The entry point to the application is a web UI. The web UI allows users to ask questions in natural language using a microphone (e.g., their laptop’s built-in microphone). The speech is then sent to an open source LLM (Whisper) for transcription. Once transcribed, the question and the metadata of relevant tables in the Unity Catalog are put together to craft a prompt and then submitted to another open source LLM for text-to-SQL conversion. The text2sql model returns a syntactically correct SQL query which is then sent to a SQL warehouse and the answer is returned and displayed on the web UI.
To solve the text2sql task, we experimented with multiple open source LLMs. Thanks to LLMOps tools available on Databricks, in particular their integration with Hugging Face and different LLM flavors in MLflow, we found a low entry barrier to start working with LLMs. We could seamlessly swap the underlying models for this task as better open source models got released.
Both transcription and text2sql models are served at a REST API endpoint using Databricks Model Serving with support for Nvidia’s A10G GPU. As one of the first Databricks customers to leverage GPU serving, we were able to serve our models on GPU with a few clicks, going from development to production in a few minutes. Being serverless, Model Serving eliminated the need to manage complicated infrastructure and let our team focus on the business problem and massively reduced the time to market.
“With lakehouse AI, we could host open source generative AI models in our own environment, with full control. Additionally, Databricks Model Serving automated deployment and inferencing these LLMs, removing any need to deal with complicated infrastructure.
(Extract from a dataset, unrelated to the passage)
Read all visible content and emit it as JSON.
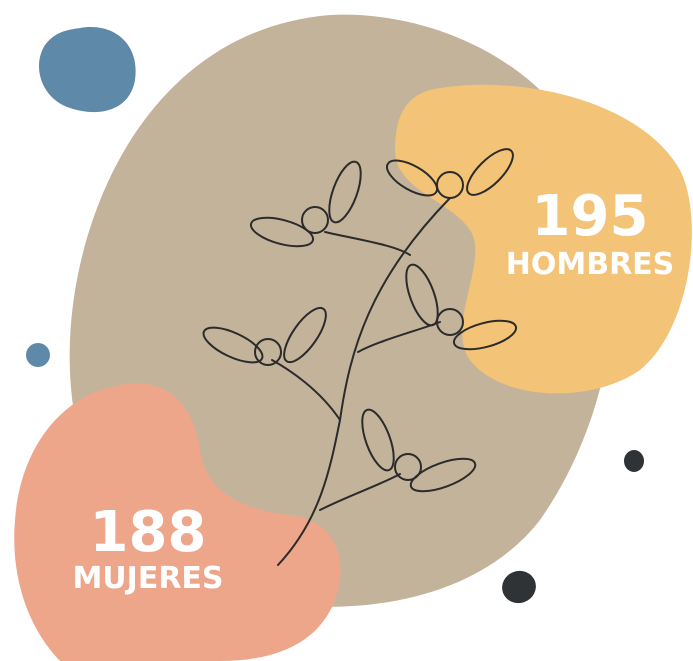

Our teams could just focus on building the solution - in fact, it took us only a couple of weeks to get to an MVP.” says Ioannis Mesionis, Lead Data Scientist at easyJet.
Business Outcomes Achieved as a Result of Choosing Databricks
This project is one of the first steps in our GenAI roadmap and with Databricks we were able to get to an MVP within a couple of weeks. We were able to take an idea and transform it into something tangible our internal customers can interact with. This application paves the way for easyJet to be a truly data-driven business. Our business users have easier access to our data now. They can interact with data using natural language and can base their decisions on the insight provided by LLMs.
What’s Next for easyJet?
This initiative allowed easyJet to easily experiment and quantify the benefit of a cutting-edge generative AI use case. The solution was showcased to more than 300 people from easyJet’s IT, Data & Change department, and the excitement helped spark new ideas around innovative Gen AI use cases, such as personal assistants for travel recommendations, chatbots for operational processes and compliance, as well as resource optimization.
Once presented with the solution, easyJet’s board of executives quickly agreed that there is significant potential in including generative AI in their roadmap. As a result, there is now a specific part of the budget dedicated to exploring and bringing these use cases to life in order to augment the capabilities of both easyJet’s employees and customers, while providing them with a better, more data-driven user experience.